I held it against him for years, this selfish attempt at self-preservation. Yet as I grew older and (hopefully) wiser, I softened in my stance. I spent a few years living alone with Mom. They were the most mentally challenging, frightening years of my young life. I eventually married and had children of my own, and as I traded in the role of child for parent, I couldn’t help but see my Dad through new eyes. The upshot of this broader perspective resulted in a deeper disgust at how he put his own desires and needs not only ahead of ours but in place of ours, but also in a more forgiving attitude toward his inability to figure out how to make it all work. Somewhere in my early 40s I came to understand that there was no right response to his (our) predicament. There was wrong and more wrong, and no one is going to come of a situation like that in a favorable light. I chose to believe that Dad did the best he knew how to do with a heinously bankrupt situation. Making this choice allowed me to experience hurt and sadness every time he chose not to reach out to my children–his grandchildren–and build meaningful relationships without letting those emotions consume me.

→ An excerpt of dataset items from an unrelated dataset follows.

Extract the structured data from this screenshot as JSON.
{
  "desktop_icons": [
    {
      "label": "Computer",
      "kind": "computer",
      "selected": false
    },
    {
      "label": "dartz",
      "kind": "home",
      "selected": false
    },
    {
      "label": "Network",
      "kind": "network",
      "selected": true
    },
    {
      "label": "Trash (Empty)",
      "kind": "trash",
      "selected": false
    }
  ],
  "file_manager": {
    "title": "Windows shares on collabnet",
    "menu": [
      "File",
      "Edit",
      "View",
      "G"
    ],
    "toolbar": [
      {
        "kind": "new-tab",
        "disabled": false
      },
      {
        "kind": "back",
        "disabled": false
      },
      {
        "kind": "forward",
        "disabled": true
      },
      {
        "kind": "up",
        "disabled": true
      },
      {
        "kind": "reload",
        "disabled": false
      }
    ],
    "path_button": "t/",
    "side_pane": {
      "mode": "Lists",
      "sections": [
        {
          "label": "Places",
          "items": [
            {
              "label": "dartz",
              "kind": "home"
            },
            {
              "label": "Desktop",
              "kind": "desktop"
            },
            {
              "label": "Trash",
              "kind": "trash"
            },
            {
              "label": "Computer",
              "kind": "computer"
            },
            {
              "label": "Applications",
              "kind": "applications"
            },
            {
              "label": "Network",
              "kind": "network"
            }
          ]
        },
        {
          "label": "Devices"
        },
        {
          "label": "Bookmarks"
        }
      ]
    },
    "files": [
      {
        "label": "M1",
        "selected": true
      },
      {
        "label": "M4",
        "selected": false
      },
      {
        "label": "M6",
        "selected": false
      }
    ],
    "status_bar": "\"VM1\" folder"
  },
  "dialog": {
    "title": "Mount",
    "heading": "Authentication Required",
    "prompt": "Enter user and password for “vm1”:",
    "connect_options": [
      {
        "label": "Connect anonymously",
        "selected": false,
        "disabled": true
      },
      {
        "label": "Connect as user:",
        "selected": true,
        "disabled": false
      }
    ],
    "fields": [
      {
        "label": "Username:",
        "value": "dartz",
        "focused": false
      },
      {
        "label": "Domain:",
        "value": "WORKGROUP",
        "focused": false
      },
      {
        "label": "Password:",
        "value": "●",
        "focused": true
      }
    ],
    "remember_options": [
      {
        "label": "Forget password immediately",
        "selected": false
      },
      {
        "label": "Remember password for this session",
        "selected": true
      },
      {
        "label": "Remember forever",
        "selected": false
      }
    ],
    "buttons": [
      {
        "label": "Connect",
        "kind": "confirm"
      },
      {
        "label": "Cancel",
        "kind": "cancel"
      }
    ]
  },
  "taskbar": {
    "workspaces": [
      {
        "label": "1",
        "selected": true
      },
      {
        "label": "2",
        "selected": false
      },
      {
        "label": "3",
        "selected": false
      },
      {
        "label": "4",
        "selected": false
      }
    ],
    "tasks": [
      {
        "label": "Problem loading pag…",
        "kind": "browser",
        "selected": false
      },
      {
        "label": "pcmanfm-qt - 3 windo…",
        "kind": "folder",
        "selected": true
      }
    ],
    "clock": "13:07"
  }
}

Because of my ability to accept Dad on his terms and not expect more than I knew he would ever give, we shared a stable relationship over the last decade. I gave up on the idea that he might offer to babysit my kids for a day or night so that I could have some time to myself. I didn’t count on him to send his grandchildren birthday cards, or to establish a relationship with them outside the 2-3 times a year he saw them, though we lived just over an hour’s drive from each other. I put no pressure on him, asked for nothing, and that seemed to be the ticket.
And so as my dad lay dying, the life literally seeping from him one pound at a time, I choose to remember that it was he who attended my basketball games and tennis matches when Mom insisted that girls had no business playing sports. It was Dad who played games with me, and patiently waited while I added up my own Yahtzee scores so that I got practice with math functions. It was he who played Scrabble with me and challenged me to spell multisyllabic words, even before I was ten years old. He was a brutal opponent and never let me off the hook. It was Dad who valued language, who instilled in me a love of word play and appreciation of the power of words to move people to be better than they were even a moment ago. It was Dad who tucked me in at night and had me believing that my stuffed animals managed to climb and perch themselves all over my bedroom when I was busy during the day.
Because of my father, I know that no one is all good or all bad. In literary terms, there are no flat characters. We are all multi-dimensional, with the ability to both crush and nurture, wound and heal, destroy and inspire. I know Dad wishes he had, along his path, made better choices, thought less of himself and more about the world around him. I know he realizes that regret is forever, even if life is not. And I know he loves me as best he knows how, and that I return that love, hard-earned as it has been.
For now, though, all I can do is wish him safe travels, for he has a trip to make.
Just read this today – a day after your dad made his trip — pain and beauty so amazingly expressed, Becky. Thinking of and praying for you and all of your family in your loss.